26.1.07

Ryszard Kapuscinski



Muita água rolou por essas pontes - e entre as enchentes e buracos - desde a segunda-feira. Logo na terça, notícia velha, a presidência dos EUA anunciou a intenção de reduzir o uso de combustíveis derivados de petróleo. Pretende, nos próximos anos, negociar menos com parceiros complicados como Arábia Saudita e Venezuela, e talvez iniciar uma aproximação com exportadores agrícolas, Brasil incluído.

A reunião do Mercosul terminou em um documento pedindo a manutenção da democracia. Na África, o Fórum Social Mundial debateu o excessivo pragmatismo do socialismo latinoamericano. Lula resumiu tudo com um "cada país faz o discurso que quer".

Bilal (alguns nomes não funcionam muito bem em português), ministro da Informação da Síria, anunciou o início das operações de uma linha aérea direta Teerã-Damasco-Caracas.

No Líbano, a coisa ficou feia, e embora o primeiro-ministro Siniora tenha conseguido levantar fundos com outros governos para investir no crescimento de seu país, agravando ainda mais a impagável dívida externa libanesa, o clima em Beirute ficou pesado, muito pesado.

Mas terça-feira aconteceu outra coisa. Ryszard Kapuscinski, jornalista polonês, faleceu. Tinha 74 anos, conhecia meio mundo e foi - ele merecia realmente o título - uma testemunha ocular da história, particularmente da história africana. Biografou Hailé Selassié, viu a Europa sair do centro do universo, tornou-se o escritor polonês mais traduzido do mundo. Disputou o Nobel de Literatura com Orhan Pamuk, ano passado. Foi à Índia e China sem conhecer-lhe os idiomas. E teve sensibilidade para permanecer neutro sempre que possível. Descobriu as dificuldades do regime socialista em sua Polônia natal, onde o acesso aos livros era proibido e, anos após a queda do regime, pessoas ainda voltavam dos gulags com seus traumas e histórias de crueldade. Viu os efeitos do imperialismo nas colônias remanescentes da África: o fim da dominação francesa na Argélia, o Congo, um continente inteiro tornado palco para guerras que não afetariam os países que a financiavam, porque no final das contas era mais fácil fazer um mea culpa e enviar algumas forças de paz. E soube contar as histórias que viu como poucos.
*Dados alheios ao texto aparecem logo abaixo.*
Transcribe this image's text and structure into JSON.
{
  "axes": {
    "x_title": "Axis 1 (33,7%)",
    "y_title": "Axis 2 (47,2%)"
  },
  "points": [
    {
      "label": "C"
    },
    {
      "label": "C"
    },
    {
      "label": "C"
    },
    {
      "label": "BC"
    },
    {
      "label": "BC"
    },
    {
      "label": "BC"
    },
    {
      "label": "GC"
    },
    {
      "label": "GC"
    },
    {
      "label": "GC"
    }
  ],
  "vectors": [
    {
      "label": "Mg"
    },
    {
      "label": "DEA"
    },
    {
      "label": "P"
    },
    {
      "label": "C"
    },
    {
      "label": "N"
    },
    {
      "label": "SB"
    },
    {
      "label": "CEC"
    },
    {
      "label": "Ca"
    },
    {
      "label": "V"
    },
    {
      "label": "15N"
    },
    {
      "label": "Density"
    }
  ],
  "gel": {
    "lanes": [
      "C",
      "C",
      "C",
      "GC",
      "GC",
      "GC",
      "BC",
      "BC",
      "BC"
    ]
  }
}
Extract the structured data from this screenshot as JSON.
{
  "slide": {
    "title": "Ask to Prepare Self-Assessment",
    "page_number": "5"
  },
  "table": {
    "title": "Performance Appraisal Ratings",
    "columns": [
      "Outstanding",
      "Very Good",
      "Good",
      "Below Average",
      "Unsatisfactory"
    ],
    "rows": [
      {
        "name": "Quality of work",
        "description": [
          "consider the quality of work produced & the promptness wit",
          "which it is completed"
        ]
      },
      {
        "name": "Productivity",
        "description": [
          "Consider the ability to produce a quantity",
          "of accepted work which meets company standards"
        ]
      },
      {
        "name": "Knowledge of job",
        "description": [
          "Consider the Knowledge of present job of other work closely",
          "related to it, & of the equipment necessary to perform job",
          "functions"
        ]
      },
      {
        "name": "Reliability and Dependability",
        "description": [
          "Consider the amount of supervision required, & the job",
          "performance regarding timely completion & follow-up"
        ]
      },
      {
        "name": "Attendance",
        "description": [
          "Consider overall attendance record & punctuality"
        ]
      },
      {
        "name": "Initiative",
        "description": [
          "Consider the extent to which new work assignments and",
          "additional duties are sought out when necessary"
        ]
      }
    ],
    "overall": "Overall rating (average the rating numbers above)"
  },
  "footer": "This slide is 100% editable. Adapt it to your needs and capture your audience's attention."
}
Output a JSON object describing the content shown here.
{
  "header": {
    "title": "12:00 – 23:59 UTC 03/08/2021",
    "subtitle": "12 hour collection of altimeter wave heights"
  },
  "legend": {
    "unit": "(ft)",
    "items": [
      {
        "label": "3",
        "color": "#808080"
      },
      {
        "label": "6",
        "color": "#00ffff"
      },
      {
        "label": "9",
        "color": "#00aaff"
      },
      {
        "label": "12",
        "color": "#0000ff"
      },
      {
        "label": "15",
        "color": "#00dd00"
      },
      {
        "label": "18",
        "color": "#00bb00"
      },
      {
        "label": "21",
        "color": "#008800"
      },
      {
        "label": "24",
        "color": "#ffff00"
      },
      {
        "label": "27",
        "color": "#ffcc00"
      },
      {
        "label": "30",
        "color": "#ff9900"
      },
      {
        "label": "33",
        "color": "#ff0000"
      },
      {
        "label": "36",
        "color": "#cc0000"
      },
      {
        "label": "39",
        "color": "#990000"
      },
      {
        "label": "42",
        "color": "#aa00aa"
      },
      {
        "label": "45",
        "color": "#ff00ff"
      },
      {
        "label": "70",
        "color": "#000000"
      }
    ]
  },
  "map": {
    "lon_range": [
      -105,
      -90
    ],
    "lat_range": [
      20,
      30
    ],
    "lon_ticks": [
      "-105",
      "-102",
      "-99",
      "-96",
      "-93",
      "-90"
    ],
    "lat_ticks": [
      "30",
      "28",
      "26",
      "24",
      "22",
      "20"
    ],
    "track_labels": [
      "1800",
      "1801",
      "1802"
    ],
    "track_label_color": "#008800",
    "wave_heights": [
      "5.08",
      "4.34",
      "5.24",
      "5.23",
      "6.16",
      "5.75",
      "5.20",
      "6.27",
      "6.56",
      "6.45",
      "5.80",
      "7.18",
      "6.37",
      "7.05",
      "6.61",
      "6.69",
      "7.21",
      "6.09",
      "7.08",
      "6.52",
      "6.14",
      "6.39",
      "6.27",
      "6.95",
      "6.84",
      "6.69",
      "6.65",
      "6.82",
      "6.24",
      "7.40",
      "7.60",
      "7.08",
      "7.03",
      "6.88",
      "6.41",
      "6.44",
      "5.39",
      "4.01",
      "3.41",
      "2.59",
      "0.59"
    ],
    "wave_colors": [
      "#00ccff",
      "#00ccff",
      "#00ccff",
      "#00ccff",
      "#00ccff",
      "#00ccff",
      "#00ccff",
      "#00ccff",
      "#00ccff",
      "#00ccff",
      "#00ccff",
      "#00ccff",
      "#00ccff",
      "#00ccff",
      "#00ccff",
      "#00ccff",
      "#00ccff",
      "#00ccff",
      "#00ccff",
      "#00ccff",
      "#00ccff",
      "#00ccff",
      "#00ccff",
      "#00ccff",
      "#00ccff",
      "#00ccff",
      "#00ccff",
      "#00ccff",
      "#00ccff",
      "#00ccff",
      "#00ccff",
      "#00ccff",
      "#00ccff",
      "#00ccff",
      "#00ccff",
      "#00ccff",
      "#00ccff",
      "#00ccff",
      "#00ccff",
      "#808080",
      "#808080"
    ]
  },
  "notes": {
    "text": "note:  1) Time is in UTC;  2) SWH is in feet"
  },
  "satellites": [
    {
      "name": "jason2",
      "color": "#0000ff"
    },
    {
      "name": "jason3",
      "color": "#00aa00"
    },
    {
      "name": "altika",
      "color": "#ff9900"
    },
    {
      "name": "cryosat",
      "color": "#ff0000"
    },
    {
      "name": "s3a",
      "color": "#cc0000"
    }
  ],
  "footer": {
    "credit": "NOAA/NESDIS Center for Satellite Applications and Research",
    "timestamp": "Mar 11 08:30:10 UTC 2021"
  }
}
Ébano, um livro incrível sobre os mais de quarenta anos que passou na África, Imperador, a biografia de Hailé Selassié e Minhas Viagens com Heródoto, um apanhado de toda sua carreira e uma homenagem ao primeiro repórter da história, foram todos publicados no Brasil e são obras interessantíssimas, tanto do ponto de vista factual como do literário. Valem a leitura.

O século vinte não foi apenas um século de guerras e totalitarismos. Também foi o século da descolonização, de uma grande libertação. Três quartos dos residentes de nosso planeta se tornaram independentes e, pelo menos do ponto de vista formal, passaram a ser considerados cidadãos do mundo. Nunca houve tal evento na história, e nunca haverá de novo.
(Ryszard Kapuscinski, em discurso de agradecimento pelo prêmio Grinzane Cavour)

Pelo menos esse século teve cronistas à altura.